9. Allow Space and Time for Grief
I know this one personally and know how hard it is. Sometimes when we start to respect our body, it can come with a heavy serving of grief. We want to be rockstars, do ALL the THINGS and when we start to explore that there is a slight possibility our body cannot do that, grief is normal. Grief is not a one and done task to support, please give yourself grace and time as you explore it. If you have a therapist or skilled dietitian who can hold space for this, I highly recommend exploring it with someone.

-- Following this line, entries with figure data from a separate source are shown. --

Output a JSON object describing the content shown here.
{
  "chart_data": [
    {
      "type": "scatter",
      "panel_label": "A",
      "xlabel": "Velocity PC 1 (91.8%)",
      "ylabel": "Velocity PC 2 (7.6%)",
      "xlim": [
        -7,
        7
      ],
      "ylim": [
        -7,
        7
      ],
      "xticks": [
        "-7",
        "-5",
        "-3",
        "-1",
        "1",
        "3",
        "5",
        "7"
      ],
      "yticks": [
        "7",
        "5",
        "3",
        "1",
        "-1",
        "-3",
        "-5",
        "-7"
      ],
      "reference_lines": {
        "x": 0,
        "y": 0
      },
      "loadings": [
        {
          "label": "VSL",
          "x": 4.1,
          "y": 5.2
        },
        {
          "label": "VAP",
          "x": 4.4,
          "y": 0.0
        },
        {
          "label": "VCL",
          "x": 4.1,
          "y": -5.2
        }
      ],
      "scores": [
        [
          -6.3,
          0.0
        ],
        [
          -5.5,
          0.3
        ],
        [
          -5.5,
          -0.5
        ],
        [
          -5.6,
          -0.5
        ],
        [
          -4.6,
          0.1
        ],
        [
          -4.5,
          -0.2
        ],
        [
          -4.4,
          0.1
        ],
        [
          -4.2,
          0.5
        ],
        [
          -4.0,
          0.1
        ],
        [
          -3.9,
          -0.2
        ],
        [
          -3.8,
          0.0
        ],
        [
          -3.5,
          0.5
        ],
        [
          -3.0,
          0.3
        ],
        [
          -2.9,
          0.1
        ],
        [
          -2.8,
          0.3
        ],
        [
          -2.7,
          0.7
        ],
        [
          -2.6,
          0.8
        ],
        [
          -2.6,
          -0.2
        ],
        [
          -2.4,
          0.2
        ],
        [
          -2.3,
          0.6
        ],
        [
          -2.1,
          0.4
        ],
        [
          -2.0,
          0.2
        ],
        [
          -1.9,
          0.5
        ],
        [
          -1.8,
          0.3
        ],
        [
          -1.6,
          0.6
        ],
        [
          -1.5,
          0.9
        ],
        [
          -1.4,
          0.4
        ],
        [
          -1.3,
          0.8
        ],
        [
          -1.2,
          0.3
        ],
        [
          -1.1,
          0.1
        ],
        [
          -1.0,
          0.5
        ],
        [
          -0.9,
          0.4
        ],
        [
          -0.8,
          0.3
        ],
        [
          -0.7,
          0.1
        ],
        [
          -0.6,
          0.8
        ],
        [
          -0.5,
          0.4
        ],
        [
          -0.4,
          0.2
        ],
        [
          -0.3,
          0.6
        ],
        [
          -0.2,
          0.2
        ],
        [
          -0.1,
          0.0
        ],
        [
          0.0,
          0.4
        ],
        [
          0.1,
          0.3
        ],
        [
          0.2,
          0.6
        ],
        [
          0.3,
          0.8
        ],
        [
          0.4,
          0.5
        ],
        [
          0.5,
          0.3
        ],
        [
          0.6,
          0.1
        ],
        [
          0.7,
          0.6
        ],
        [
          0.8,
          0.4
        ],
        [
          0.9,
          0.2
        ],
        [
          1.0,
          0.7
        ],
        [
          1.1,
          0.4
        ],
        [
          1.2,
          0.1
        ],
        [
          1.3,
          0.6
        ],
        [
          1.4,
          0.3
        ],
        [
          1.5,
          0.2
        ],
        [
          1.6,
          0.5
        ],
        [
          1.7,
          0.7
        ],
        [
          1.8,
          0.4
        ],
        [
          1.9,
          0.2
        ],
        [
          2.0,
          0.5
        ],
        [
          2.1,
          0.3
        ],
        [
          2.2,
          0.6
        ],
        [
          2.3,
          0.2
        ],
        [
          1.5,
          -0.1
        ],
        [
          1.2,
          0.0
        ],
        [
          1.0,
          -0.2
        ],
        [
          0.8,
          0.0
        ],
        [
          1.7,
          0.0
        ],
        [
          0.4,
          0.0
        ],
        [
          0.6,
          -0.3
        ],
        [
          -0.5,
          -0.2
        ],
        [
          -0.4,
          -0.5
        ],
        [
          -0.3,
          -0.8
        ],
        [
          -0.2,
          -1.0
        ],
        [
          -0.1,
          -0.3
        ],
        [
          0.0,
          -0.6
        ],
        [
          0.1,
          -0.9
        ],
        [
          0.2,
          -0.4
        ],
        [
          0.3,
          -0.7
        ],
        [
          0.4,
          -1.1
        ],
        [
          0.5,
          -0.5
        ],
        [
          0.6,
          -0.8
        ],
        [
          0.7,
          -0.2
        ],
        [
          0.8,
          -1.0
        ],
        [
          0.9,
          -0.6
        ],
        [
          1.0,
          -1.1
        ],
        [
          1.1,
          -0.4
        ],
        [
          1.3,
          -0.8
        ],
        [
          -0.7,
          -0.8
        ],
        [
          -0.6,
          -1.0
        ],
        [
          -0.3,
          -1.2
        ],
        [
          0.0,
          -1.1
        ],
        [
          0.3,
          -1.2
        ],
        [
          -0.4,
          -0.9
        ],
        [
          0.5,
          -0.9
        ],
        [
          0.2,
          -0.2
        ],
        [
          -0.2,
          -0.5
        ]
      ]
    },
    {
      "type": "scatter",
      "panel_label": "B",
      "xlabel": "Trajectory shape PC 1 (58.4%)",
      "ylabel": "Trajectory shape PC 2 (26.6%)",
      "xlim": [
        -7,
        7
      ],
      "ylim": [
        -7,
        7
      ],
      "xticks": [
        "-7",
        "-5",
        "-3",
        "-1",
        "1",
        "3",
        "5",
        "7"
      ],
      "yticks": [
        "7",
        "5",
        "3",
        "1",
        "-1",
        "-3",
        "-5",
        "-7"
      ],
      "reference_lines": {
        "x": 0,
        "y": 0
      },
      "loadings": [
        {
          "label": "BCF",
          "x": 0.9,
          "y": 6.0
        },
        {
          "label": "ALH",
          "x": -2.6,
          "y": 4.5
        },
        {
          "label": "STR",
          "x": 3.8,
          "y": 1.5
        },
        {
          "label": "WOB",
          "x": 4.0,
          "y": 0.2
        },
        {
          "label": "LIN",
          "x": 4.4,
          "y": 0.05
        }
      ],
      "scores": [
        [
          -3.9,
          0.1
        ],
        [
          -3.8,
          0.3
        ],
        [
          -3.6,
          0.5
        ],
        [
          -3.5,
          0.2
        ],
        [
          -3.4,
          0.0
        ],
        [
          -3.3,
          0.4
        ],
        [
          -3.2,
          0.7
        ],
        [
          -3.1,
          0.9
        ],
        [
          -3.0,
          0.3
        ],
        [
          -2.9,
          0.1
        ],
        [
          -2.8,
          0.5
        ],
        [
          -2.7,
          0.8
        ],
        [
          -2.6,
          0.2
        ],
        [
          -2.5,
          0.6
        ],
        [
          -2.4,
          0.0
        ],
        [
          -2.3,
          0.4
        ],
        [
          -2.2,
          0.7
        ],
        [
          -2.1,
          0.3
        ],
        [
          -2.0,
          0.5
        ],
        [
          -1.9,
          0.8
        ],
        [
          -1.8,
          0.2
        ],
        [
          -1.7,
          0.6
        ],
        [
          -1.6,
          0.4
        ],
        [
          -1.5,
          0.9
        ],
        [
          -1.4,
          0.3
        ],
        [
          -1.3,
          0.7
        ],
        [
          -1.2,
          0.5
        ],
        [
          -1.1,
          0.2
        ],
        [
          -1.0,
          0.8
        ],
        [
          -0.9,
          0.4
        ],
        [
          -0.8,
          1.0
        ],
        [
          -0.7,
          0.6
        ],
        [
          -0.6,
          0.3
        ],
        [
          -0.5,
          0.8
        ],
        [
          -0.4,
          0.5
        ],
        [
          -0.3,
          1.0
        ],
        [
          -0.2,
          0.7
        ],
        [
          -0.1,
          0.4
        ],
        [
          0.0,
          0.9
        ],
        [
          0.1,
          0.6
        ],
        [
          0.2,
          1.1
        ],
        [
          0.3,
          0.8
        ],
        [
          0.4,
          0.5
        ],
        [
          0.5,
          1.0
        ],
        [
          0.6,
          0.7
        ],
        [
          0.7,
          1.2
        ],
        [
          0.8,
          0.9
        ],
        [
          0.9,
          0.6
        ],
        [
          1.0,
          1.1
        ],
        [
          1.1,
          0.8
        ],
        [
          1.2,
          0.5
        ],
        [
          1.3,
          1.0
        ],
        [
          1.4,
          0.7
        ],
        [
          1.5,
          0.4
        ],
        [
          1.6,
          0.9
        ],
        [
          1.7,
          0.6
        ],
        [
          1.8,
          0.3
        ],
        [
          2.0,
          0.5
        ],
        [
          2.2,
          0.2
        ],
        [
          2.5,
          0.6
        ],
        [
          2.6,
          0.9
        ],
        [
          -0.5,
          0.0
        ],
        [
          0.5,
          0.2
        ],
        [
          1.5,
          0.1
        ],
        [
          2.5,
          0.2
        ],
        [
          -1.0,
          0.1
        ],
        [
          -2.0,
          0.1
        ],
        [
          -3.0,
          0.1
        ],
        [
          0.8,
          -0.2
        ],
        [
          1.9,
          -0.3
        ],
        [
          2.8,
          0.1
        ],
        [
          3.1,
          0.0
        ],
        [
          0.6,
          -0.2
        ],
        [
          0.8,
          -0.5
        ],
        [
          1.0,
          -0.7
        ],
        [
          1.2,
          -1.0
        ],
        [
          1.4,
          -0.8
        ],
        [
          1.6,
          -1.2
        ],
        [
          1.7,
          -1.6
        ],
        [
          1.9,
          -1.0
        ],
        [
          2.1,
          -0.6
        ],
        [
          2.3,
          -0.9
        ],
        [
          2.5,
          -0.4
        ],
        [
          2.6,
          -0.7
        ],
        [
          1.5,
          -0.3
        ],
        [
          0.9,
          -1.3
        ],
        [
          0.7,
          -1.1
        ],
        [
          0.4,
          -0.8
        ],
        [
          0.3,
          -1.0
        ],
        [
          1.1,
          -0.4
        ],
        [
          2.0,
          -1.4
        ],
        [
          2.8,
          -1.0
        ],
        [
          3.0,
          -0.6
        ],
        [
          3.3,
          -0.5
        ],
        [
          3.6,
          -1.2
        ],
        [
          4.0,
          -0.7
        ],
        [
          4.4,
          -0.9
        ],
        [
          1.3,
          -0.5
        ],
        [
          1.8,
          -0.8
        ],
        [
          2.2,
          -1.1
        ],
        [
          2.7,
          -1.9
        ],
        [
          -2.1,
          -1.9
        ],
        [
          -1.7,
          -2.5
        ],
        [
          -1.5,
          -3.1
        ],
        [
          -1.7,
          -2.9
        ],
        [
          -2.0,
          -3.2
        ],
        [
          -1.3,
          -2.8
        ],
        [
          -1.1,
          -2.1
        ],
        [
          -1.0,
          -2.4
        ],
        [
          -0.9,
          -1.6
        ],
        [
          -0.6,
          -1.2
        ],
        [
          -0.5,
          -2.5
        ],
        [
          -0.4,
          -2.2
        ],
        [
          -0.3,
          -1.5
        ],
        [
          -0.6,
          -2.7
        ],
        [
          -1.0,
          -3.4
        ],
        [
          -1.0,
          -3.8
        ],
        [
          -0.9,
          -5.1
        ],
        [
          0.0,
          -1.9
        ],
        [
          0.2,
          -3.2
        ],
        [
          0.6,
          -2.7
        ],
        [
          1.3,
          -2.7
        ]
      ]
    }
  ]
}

Diet Culture says that our body should be able to do everything. Remember, diet culture does not know sh&t about your body or what its limits are. Grief doesn't need to mean the end of anything or a total moratorium on movement - unless that is what your body is asking for. It can mean sadness, deep loss and possibly, tenderness toward your body. Self-compassion is so important as you start to explore this and grieve with yourself. If self-compassion is a challenge, explore Kristin Neff's work and/or schedule a session with your therapist to explore it. This principle is simply asking to keep this option open or keep it on your horizon as you explore your relationship with movement.
10. Honor Your Health - Intentional Movement
Once you've broken down movement for yourself, or focused on repairing your relationship with movement, it MAY/COULD be time to explore next steps. ALSO, if you are thinking too much about movement changing your body or hoping with all hope that it could, there is the possibility that you may need to do more work on repairing your relationship with movement. Given the culture that we live it, it is entirely normal to still have a few thoughts that "maybe this will change my body" - we have been deeply conditioned that this is desirable. If you are counting on movement doing that or allowing yourself to eat certain foods because you are moving - I'd pause before increasing movement and focus on repairing your relationship a bit more.
If you are feeling ready and you'll know if your desire to move your body is focused on how your body feels, not how much it weighs or the size, start bit by bit. Center on what you enjoy or what makes your body feel its best. If you are feeling creeky, what could your body be saying? Do you notice any time that your body is craving something? Could you lean in and ask what? If you are feeling a need to "tone" - what could this really mean? Could your muscles be asking for something different?
As you start to do this, consider your language around increasing movement. If you are saying things like "out of shape" or "lost all my work" - can you add some gentleness around this? How would you speak to your younger self or your best friend as they add in more movement? Lastly, it will feel challenging most likely! Your body is letting you know that it is being moved. Can you approach it with kindness and hold space that you body can do hard things?
What of these principles are challenging for you? What would you change or add?